Session Four – Using Rules 16 and 26 effectively.
FRCP Rule 26 can be an extremely potent weapon in the discovery battle.
But you have to understand it within the context of the IT universe. In particular, Rule 26(f)(3) can make or break your case.
This session discusses how to make the most of the opportunities Rules 26 and 16 offer and how to avoid the pitfalls they present.
Session Five – The enduring impact of Zubulake and the amended FRCP
E-discovery is biased in favor of defendants and the deeper the defendant’s pockets, the more biased toward them e-discovery becomes.
E-discovery is also tilted in favor of organizations with large Information Technology installations.
Particularly after Zubulake, defendants of all sizes are increasingly likely to claim plaintiff requests are 1) not relevant; 2) overly broad and unduly burdensome; 3) seeking trade secrets or proprietary information; and 4) unreasonably cumulative or duplicative or subject to some privilege precluding production.
This session will spend considerable time on rebutting the first two of these claims using the defendant’s technological infrastructure against them.
The impact of Zubulake and the amended FRCP rules will also be discussed in detail.
Session Six – Effective e-discovery means, like it or not, acquiring some knowledge of Information Technology
Resisting discovery has always been a favored tactic of many defendants.

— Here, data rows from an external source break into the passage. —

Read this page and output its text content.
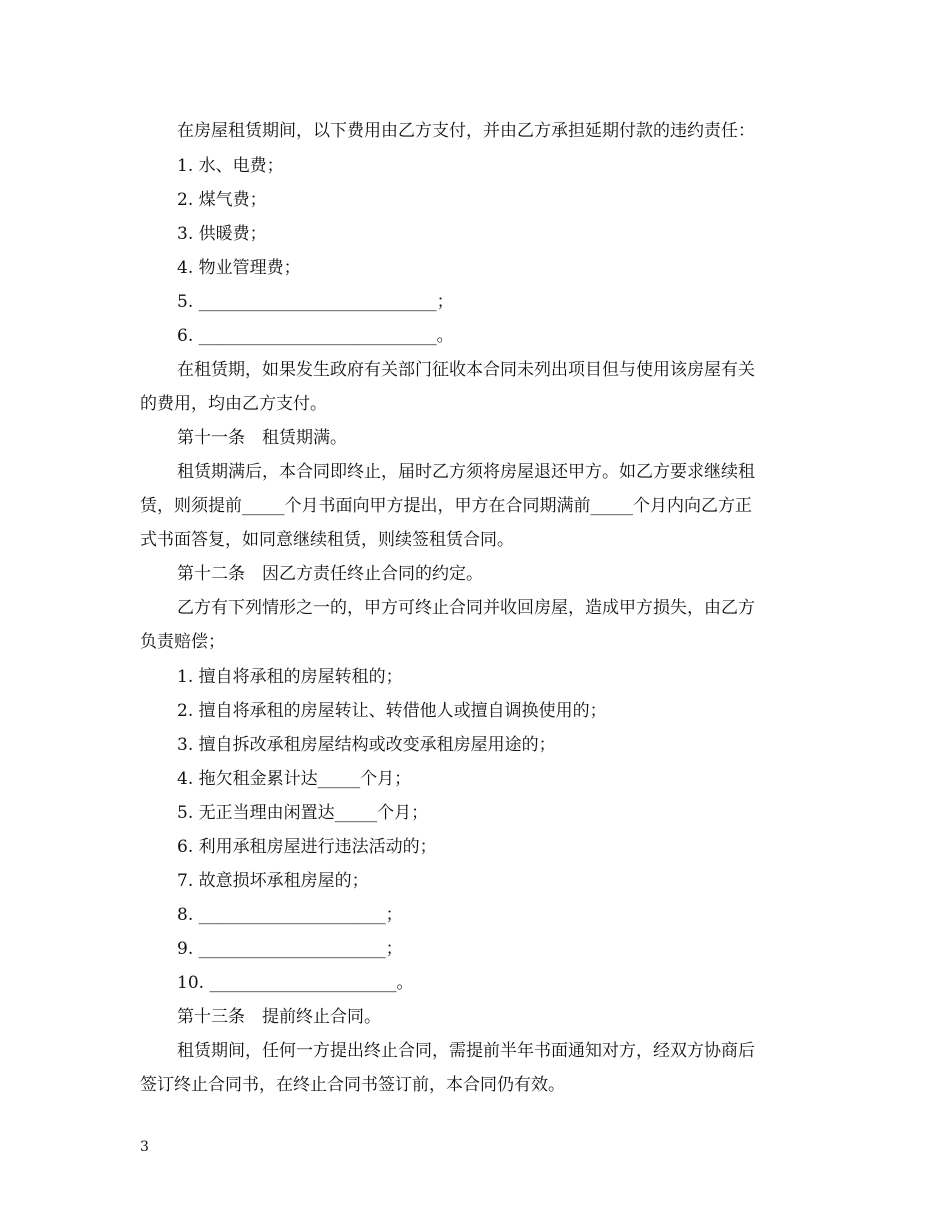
在房屋租赁期间，以下费用由乙方支付，并由乙方承担延期付款的违约责任：
1. 水、电费；
2. 煤气费；
3. 供暖费；
4. 物业管理费；
5. ____________________________；
6. ____________________________。
在租赁期，如果发生政府有关部门征收本合同未列出项目但与使用该房屋有关
的费用，均由乙方支付。
第十一条　租赁期满。
租赁期满后，本合同即终止，届时乙方须将房屋退还甲方。如乙方要求继续租
赁，则须提前_____个月书面向甲方提出，甲方在合同期满前_____个月内向乙方正
式书面答复，如同意继续租赁，则续签租赁合同。
第十二条　因乙方责任终止合同的约定。
乙方有下列情形之一的，甲方可终止合同并收回房屋，造成甲方损失，由乙方
负责赔偿；
1. 擅自将承租的房屋转租的；
2. 擅自将承租的房屋转让、转借他人或擅自调换使用的；
3. 擅自拆改承租房屋结构或改变承租房屋用途的；
4. 拖欠租金累计达_____个月；
5. 无正当理由闲置达_____个月；
6. 利用承租房屋进行违法活动的；
7. 故意损坏承租房屋的；
8. ______________________；
9. ______________________；
10. ______________________。
第十三条　提前终止合同。
租赁期间，任何一方提出终止合同，需提前半年书面通知对方，经双方协商后
签订终止合同书，在终止合同书签订前，本合同仍有效。
3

E-discovery is not only easier to resist, it is also easier to avoid and evade.
More than ever before, the propounding party has to be aware of the missed opportunity, the ill-formed request, the unasked question, the undetected insufficiency and the misleading or incomplete response. To paraphrase the late Bette Davis, e-discovery, like old age, isn’t a game for sissies.
You must know about Information Technology and its intersection with law. You don’t have to become an expert – you can always hire experts. But you must recognize that virtually every aspect of the world runs on IT today and that the information you seek may be anywhere within a network.
It is up to you to ferret out relevant Electronically Stored Information efficiently, effectively and economically. This final session provides you the framework for doing so.